France's decision last week to ban the far-right Radical Unity group and its web site is only the latest of several high-profile cases targeting hate speech and anti-racist discourse. The ruling sparked surprisingly little criticism, despite some fears that French and other European governments are increasingly threatening free expression, especially on the Internet.
Radical Unity is nobody's idea of a warm and fuzzy cause. When Israel's minister of tourism, Rehavam Zeevi, was assassinated last October, the far-right French group posted a congratulatory notice on its web page to the Popular Front for the Liberation of Palestine, which claimed responsibility for the killing.
When Slobodan Milosevic began his trial in The Hague, Radical Unity urged members to send letters of support to the former Serbian dictator. And when one of its own, 25-year-old Maxime Brunerie, allegedly tried to kill President Jacques Chirac during July's Bastille Day parade, the group defended a so-called "act of desperation" committed by a "victim of the Totalitarian system."
So few tears were shed last week when the French government moved to dissolve Radical Unity. A French court banned its web site two days later. Prominent Human rights and anti-racism groups in France hailed the twin decisions. They agree Radical Unity violated a 1936 French law against inciting hatred and racial violence. Even the Paris-based organization Reporters Without Borders, which traditionally defends free speech, did not criticize the ban against Radical Unity's Web site. Loic Coriou, an Internet expert for Reporters Without Borders, explains why.
Mr. Coriou says Reporters draws the line when it comes to media and Internet sites that support and incite violence and racial hatred. His organization examined Radical Unity's web site carefully, he said, and found it did just that.
In fact, far-right National Front leader Jean-Marie Le Pen is among the few arguing the French ban amounts to censorship.
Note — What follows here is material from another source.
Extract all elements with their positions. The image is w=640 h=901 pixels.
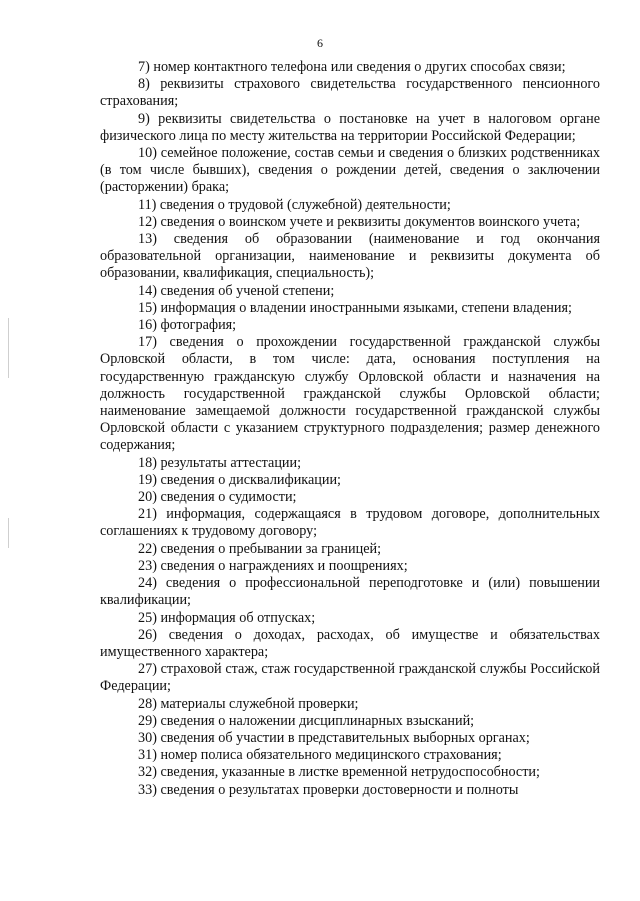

Mr. Le Pen, who ran against Mr. Chirac in presidential elections this year, says outlawing Radical Unity merely gives the group more publicity. Increasingly, Mr. Le Pen says, the government is trying to muzzle free speech, just to eradicate ideas it dislikes.
The crackdown on Radical Unity is among several recent, high-profile cases involving hate speech and racism in France. Two years ago, a French judge ordered the American internet portal Yahoo to restrict access by French servers to a page selling Nazi-era memorabilia. But last year, a California court decided the French ruling could not apply to a U.S.-based business and that it violated free speech protected by the American Constitution.
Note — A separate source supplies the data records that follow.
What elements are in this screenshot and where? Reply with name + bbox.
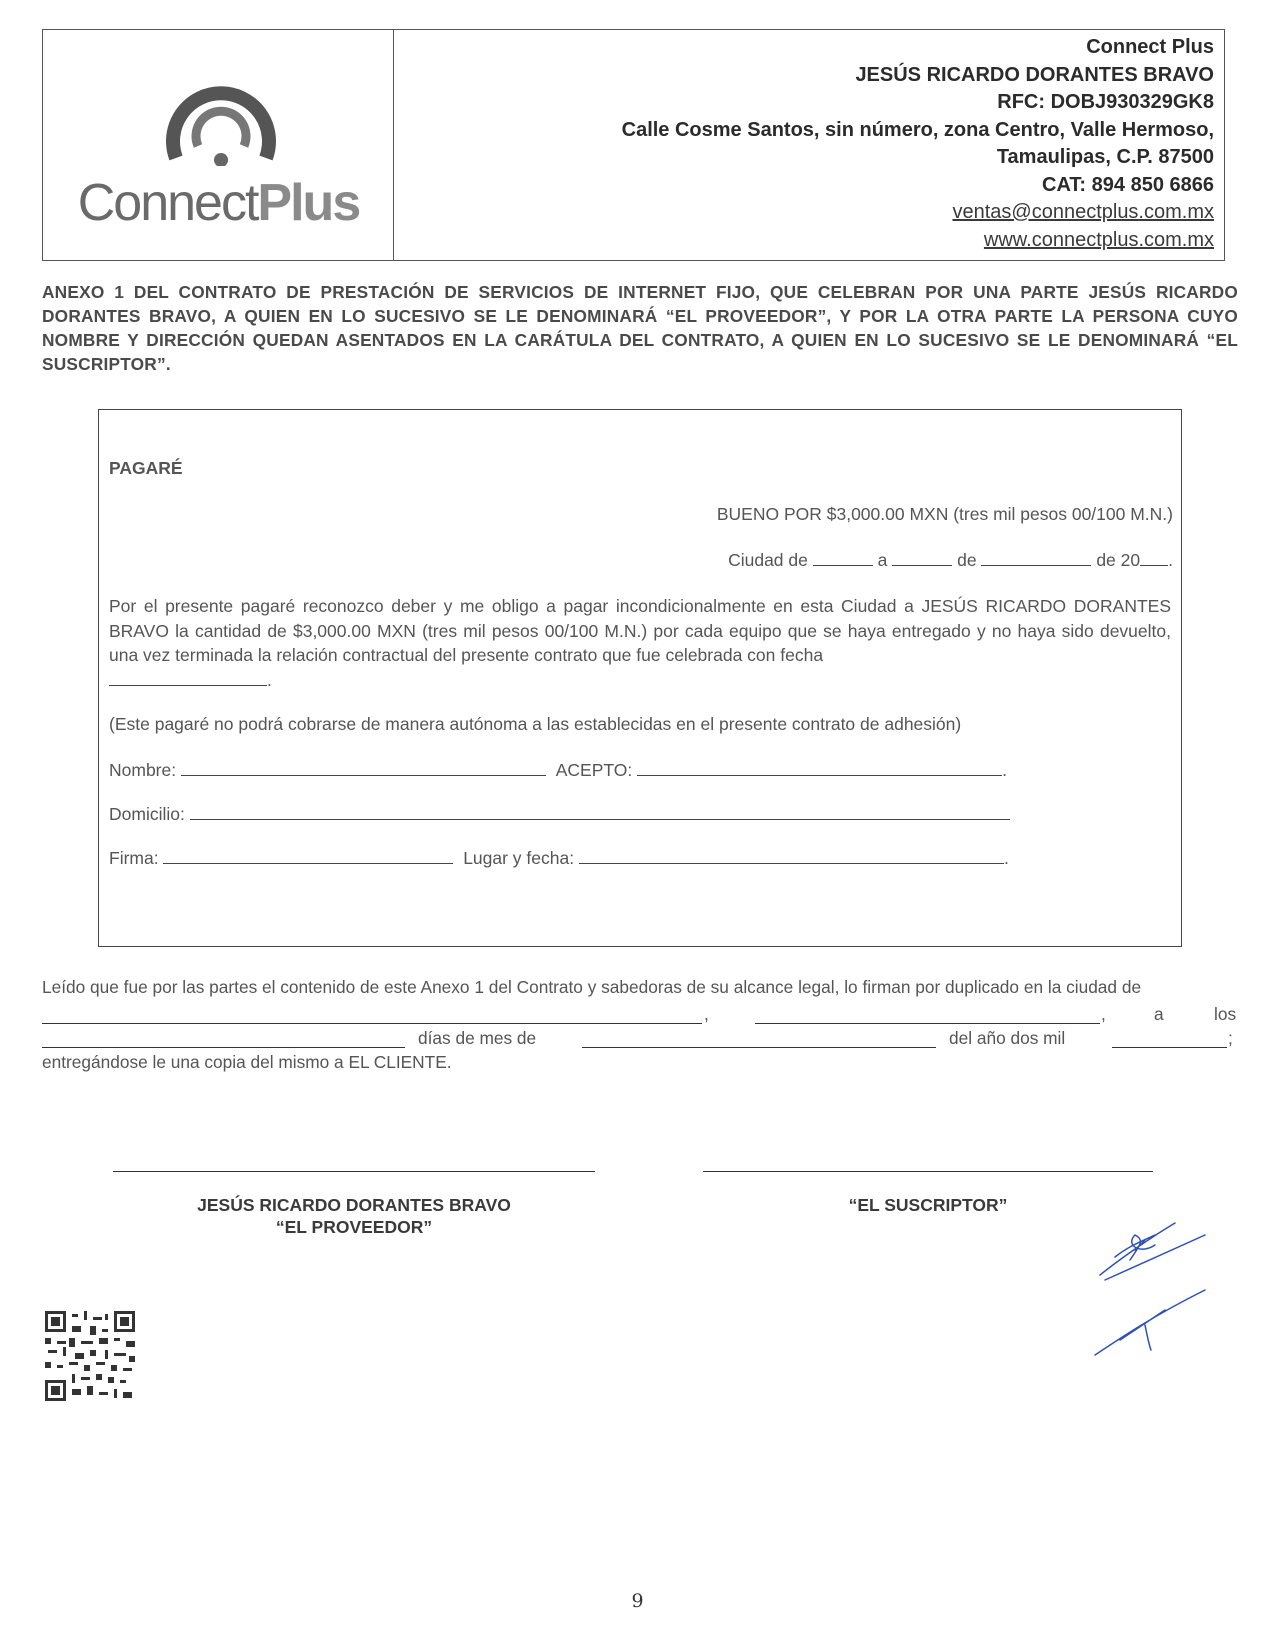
email-link[interactable]: ventas@connectplus.com.mx — [952, 201, 1214, 223]
closing-year-blank[interactable] — [1112, 1047, 1227, 1048]
domicilio-field[interactable] — [190, 805, 1010, 820]
firma-label: Firma: — [109, 848, 159, 868]
address-line-1: Calle Cosme Santos, sin número, zona Centro, Valle Hermoso, — [621, 118, 1214, 141]
ciudad-date-line: Ciudad de a de de 20 . — [728, 550, 1173, 570]
firma-lugar-row: Firma: Lugar y fecha: . — [109, 848, 1009, 868]
closing-dias-label: días de mes de — [418, 1028, 537, 1048]
letterhead — [42, 29, 1225, 261]
website-link[interactable]: www.connectplus.com.mx — [983, 228, 1214, 251]
closing-text: Leído que fue por las partes el contenido de este Anexo 1 del Contrato y sabedoras de su alcance legal, lo firman por duplicado en la ciudad de — [42, 977, 1142, 997]
pagare-paragraph: Por el presente pagaré reconozco deber y me obligo a pagar incondicionalmente en esta Ciudad a JESÚS RICARDO DORANTES BRAVO la cantidad de $3,000.00 MXN (tres mil pesos 00/100 M.N.) por cada equipo que se haya entregado y no haya sido devuelto, una vez terminada la relación contractual del presente contrato que fue celebrada con fecha . — [109, 596, 1171, 690]
ciudad-label: Ciudad de — [728, 550, 808, 570]
closing-a: a — [1154, 1004, 1164, 1024]
domicilio-row — [109, 804, 1010, 825]
address-line-2: Tamaulipas, C.P. 87500 — [996, 146, 1214, 168]
year-blank[interactable] — [1140, 551, 1168, 566]
domicilio-label: Domicilio: — [109, 804, 185, 824]
lugar-fecha-label: Lugar y fecha: — [463, 848, 575, 868]
closing-entregandose: entregándose le una copia del mismo a EL CLIENTE. — [42, 1052, 452, 1072]
ciudad-blank[interactable] — [813, 551, 873, 566]
subscriber-role: “EL SUSCRIPTOR” — [848, 1195, 1008, 1215]
qr-code-icon — [45, 1311, 135, 1401]
rfc: RFC: DOBJ930329GK8 — [997, 91, 1214, 113]
pagare-title: PAGARÉ — [109, 458, 183, 478]
owner-name: JESÚS RICARDO DORANTES BRAVO — [855, 63, 1214, 86]
pagare-box — [98, 409, 1182, 947]
month-blank[interactable] — [981, 551, 1091, 566]
lugar-fecha-field[interactable] — [579, 849, 1004, 864]
closing-city-blank[interactable] — [42, 1023, 702, 1024]
provider-role: “EL PROVEEDOR” — [275, 1217, 433, 1237]
provider-signature-line[interactable] — [113, 1171, 595, 1172]
closing-los: los — [1214, 1004, 1237, 1024]
acepto-label: ACEPTO: — [555, 760, 633, 780]
closing-month-blank[interactable] — [582, 1047, 936, 1048]
acepto-field[interactable] — [637, 761, 1002, 776]
subscriber-signature-line[interactable] — [703, 1171, 1153, 1172]
company-info — [622, 34, 1214, 254]
nombre-label: Nombre: — [109, 760, 177, 780]
day-blank[interactable] — [892, 551, 952, 566]
company-name: Connect Plus — [1086, 36, 1214, 58]
de-20-label: de 20 — [1096, 550, 1141, 570]
a-label: a — [877, 550, 888, 570]
provider-signature-block — [113, 1194, 595, 1238]
provider-name: JESÚS RICARDO DORANTES BRAVO — [197, 1195, 511, 1215]
nombre-acepto-row: Nombre: ACEPTO: . — [109, 760, 1007, 780]
closing-days-blank[interactable] — [42, 1047, 405, 1048]
bueno-por: BUENO POR $3,000.00 MXN (tres mil pesos 00/100 M.N.) — [716, 504, 1173, 524]
nombre-field[interactable] — [181, 761, 546, 776]
fecha-blank[interactable] — [109, 671, 267, 686]
logo-wordmark: ConnectPlus — [77, 174, 360, 232]
logo-cell — [43, 30, 394, 260]
handwritten-initials-icon — [1085, 1215, 1215, 1365]
de-label: de — [957, 550, 977, 570]
page-number: 9 — [631, 1590, 644, 1612]
firma-field[interactable] — [163, 849, 453, 864]
connect-plus-logo-icon — [156, 66, 286, 166]
annex-intro: ANEXO 1 DEL CONTRATO DE PRESTACIÓN DE SERVICIOS DE INTERNET FIJO, QUE CELEBRAN POR UNA PARTE JESÚS RICARDO DORANTES BRAVO, A QUIEN EN LO SUCESIVO SE LE DENOMINARÁ “EL PROVEEDOR”, Y POR LA OTRA PARTE LA PERSONA CUYO NOMBRE Y DIRECCIÓN QUEDAN ASENTADOS EN LA CARÁTULA DEL CONTRATO, A QUIEN EN LO SUCESIVO SE LE DENOMINARÁ “EL SUSCRIPTOR”. — [42, 282, 1238, 374]
closing-ano-label: del año dos mil — [949, 1028, 1066, 1048]
cat-phone: CAT: 894 850 6866 — [1042, 173, 1214, 196]
pagare-note: (Este pagaré no podrá cobrarse de manera autónoma a las establecidas en el presente contrato de adhesión) — [109, 714, 962, 734]
closing-day-blank[interactable] — [755, 1023, 1100, 1024]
Last November, a French court also fined a former French general and his editors for publishing a book detailing torture and executions committed during Algeria's war of independence. The plaintiff, the Paris-based Human Rights League, argued that general Paul Aussaresses violated French law by, quote, "justifying war crimes" in his unapologetic book. But critics, notably in the United States, suggested the case once again smacked of censorship.
More recently, French human rights groups filed charges against Italian writer Oriana Fallaci for a best-selling book criticizing Islam. One anti-racist group wants the book banned from France altogether. Two others, including the Human Rights League, simply want disclaimers that the book's disparaging passages on Muslims don't accurately reflect the Islamic religion.
Michel Tubiana is a lawyer and president of the Human Rights League. He says his group defends free speech. But even free speech has limits.
Mr. Tubiana says Americans and French have different conceptions of liberty. Defending hate speech, he argues, is a false concept of free expression. It violates the rights of others, he says, and amounts to a failure in democracy.
At the same time Mr. Tubiana does not completely agree with the recent decision to ban Radical Unity and its Internet site. He says France cannot fight against extremism just by outlawing a group.
France is not the only European country fighting extremism, particularly since last September's terrorist attacks, and the political rise of far-right parties in Europe.
Germany has banned 23 extremist groups over the past two decades. Spain is trying to ban the Batasuna Party, considered the political wing of the Basque terrorist group ETA.
Last November, the 43-member Council of Europe stirred furor when it added an annex to its Cybercrime convention, targeting hate and racist speech on the Internet.
Next month, Reporters Without Borders plans to publish a study on more than 80 countries it claims have curbed free speech on the Internet since September 11.
Some internet rights advocates, like Meryem Marzouki, are also worried about a new security law adopted by the French parliament last month.
Mrs. Marzouki says the French legislation may pave the way for law enforcement officials to acquire more information on Internet surfers and open new avenues for abuse. Other groups say the law is vague. They will wait to see if the government adopts specific Internet measures.
Meanwhile, Radical Unity is plotting its future. Members vow they will reorganize, perhaps as a political party. The group quickly established a new, Canada-based internet site last week, called Dissolution U-R. Although the site was out of service this weekend, surfers were posted to yet another web page. On it, Radical Unity announced, quote, "the fight will go on."